唯一原爆を落とされた国でもあり、エネルギー資源に乏しく、他国が開発を断念する中、原子力発電に頼らざるおえない日本という国。危険性を認識しつつも、安全だと声高に主張し続けるしかない国。頼らざるおえないものに対する国民の非難や不安。誘致先でのデモと、そこで発電された電気を使う都会人の無関心。そうした、「原発」という名の矛盾を抱え、消化できないまま飲み込むしかない日本という国の現状を、この作品では見事に描き出している。
発端は、防衛庁の管轄の元民間企業が作る、新たな航行システムを搭載した新型ヘリコプター、通称「ビッグB」が盗まれたことだ。パイロットなしで航行できるシステムを搭載した「ビッグB」は、遠隔操作の末、なんと原発の真上に陣取った。
「日本中の原発を破壊せよ。さもなくばヘリを原発の上に落とす」
FAXでそう宣言した「天空の蜂」と名乗る犯人。関係者は騒然となる。
さらに驚愕の知らせが舞い込んでくる。なんとその無人のはずのヘリには、開発者の子供が乗っているというのだ。一人上空に取り残された少年と共に原発を人質にとった犯人。喉元に突きつけられたナイフに、政府を始め各関係機関は途方に暮れる。
犯人は一体誰なのか、子供は救助できるのか、原発への落下は防げるのか?事件発生からのわずか10時間あまりを克明に緻密に描きあげ、日本の抱える「原発」というものの現実を見せ付けた傑作である。

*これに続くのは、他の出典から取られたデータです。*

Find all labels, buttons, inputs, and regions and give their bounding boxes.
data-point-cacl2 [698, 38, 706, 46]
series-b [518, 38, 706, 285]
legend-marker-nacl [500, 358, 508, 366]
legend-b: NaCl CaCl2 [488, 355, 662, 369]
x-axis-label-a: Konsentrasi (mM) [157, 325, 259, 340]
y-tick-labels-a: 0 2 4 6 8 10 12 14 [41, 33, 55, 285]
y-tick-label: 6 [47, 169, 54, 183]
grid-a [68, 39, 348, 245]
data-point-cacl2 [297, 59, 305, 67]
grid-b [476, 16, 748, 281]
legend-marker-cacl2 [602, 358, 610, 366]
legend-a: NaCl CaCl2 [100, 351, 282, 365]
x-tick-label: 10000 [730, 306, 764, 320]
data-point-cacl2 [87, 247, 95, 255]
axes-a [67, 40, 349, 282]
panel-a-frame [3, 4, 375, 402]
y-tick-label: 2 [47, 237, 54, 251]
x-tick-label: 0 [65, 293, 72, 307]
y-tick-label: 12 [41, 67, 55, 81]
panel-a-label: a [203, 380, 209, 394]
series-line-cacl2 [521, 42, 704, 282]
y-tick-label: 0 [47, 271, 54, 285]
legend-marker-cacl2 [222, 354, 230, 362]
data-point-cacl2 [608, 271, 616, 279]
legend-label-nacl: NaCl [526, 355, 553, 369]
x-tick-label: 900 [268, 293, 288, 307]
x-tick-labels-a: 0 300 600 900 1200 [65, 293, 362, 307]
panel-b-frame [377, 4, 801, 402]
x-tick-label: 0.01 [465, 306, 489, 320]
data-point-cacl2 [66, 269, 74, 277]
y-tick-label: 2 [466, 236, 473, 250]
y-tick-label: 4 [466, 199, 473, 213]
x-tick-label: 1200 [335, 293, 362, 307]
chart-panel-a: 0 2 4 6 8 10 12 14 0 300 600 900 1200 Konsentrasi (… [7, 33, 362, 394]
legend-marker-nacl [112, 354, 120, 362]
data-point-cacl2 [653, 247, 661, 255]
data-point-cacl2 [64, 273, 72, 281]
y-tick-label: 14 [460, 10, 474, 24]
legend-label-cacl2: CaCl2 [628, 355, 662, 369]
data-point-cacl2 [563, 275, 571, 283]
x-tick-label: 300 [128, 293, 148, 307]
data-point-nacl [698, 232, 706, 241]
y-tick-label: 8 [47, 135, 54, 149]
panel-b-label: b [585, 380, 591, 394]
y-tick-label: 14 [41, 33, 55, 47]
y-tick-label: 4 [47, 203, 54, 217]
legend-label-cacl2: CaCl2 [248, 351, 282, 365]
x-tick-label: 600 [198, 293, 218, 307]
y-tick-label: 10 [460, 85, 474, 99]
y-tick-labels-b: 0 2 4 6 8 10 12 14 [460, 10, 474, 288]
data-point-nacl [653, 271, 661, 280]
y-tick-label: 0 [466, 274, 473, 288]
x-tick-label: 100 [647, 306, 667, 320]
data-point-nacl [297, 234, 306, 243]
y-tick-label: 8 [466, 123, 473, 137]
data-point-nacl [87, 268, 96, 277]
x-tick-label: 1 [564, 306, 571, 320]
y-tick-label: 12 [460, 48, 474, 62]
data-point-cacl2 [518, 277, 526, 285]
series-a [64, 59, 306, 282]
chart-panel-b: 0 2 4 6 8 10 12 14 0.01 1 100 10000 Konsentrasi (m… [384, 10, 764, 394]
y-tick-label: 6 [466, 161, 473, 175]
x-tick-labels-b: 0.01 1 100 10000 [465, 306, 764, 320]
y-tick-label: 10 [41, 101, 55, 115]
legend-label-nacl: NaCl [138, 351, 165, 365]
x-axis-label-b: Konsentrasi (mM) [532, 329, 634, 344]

とにかく、わずか10時間の時間経過しか描いていないとは思えないほど内容が濃い。分量もかなりある。それでいて圧倒的なスピード感で読ませる。サスペンス物の著作がそれまでなかったから、かなり新鮮な作品だ。
普段僕は、「原発」というものを意識することはない。それは、「原発」というものが身近にない人なら同じだろうと思う。今こうして使っているパソコンを動かしている電気が、どこでどうやって作られていようが、使っている人には関係ないからだ。
だが、誘致先ではそうもいかない。資金が入るからといって原発を誘致する。雇用の確保もできる。自治体としては、目先のにんじんに釣られる形で誘致を決めるのだろうが、そこに住む人間には納得できない。本当に安全なのか、事故は本当に起こらないのか、原発があるというイメージはマイナスではないのか、そこで働いて被災しないのか、田舎で作った電気を都会で使うのはいただけない。そういう、そこに住んでいる者だからこそ抱く不満というものを抱えながら住み続けるしかない。
ある登場人物がこういっていた。正確な引用ではないが、「放射能があるかもしれない、という思いが消えないことが問題だ。原発のある地で白血病になったら、やっぱり原発があるからか、と思う。そういう気持ちが少しずつ人をだめにしていくんだ」というような感じのことだ。
その通りだろうと思う。科学的な根拠なんかなくても、原発と放射能、そして放射能と病気は結びついてしまう。そういった、人の気の持ちようすらも原発は変えてしまう。
著者は、どちらがいいのかということは伝えない。反対派、賛成派、両方の意見を細部に渡って描き、それで読者に判断させようとしている。原発、というものに対する問題提起。逸らしているという意識もないまま視界に入れない「原発」という問題を、改めて自分の問題として考えてみるのもいいのではないかと思います。
もちろん、そんな難しいことを考えなくたって面白く読めます。さすがの筆力だな、と思います。子供が乗ってしまった、という設定が、より一層サスペンス色を強めていて、お勧めです。
何かで読んだんだけど、著者の中で思い入れの深い作品であるらしく、それというのも、取材に3年、執筆に1年掛かった(正確ではないかもしれない)からだそうだ。そうだろう。原発といえば、実際のテロなどを警戒して、結構情報が機密扱いだろうし、また「ビッグB」という、著者が考えたヘリのアイデアを形にするにも様々な知識が必要だっただろう。
とにかく、長さに抵抗を感じずに、スラスラ読めるので、是非読んでみてください。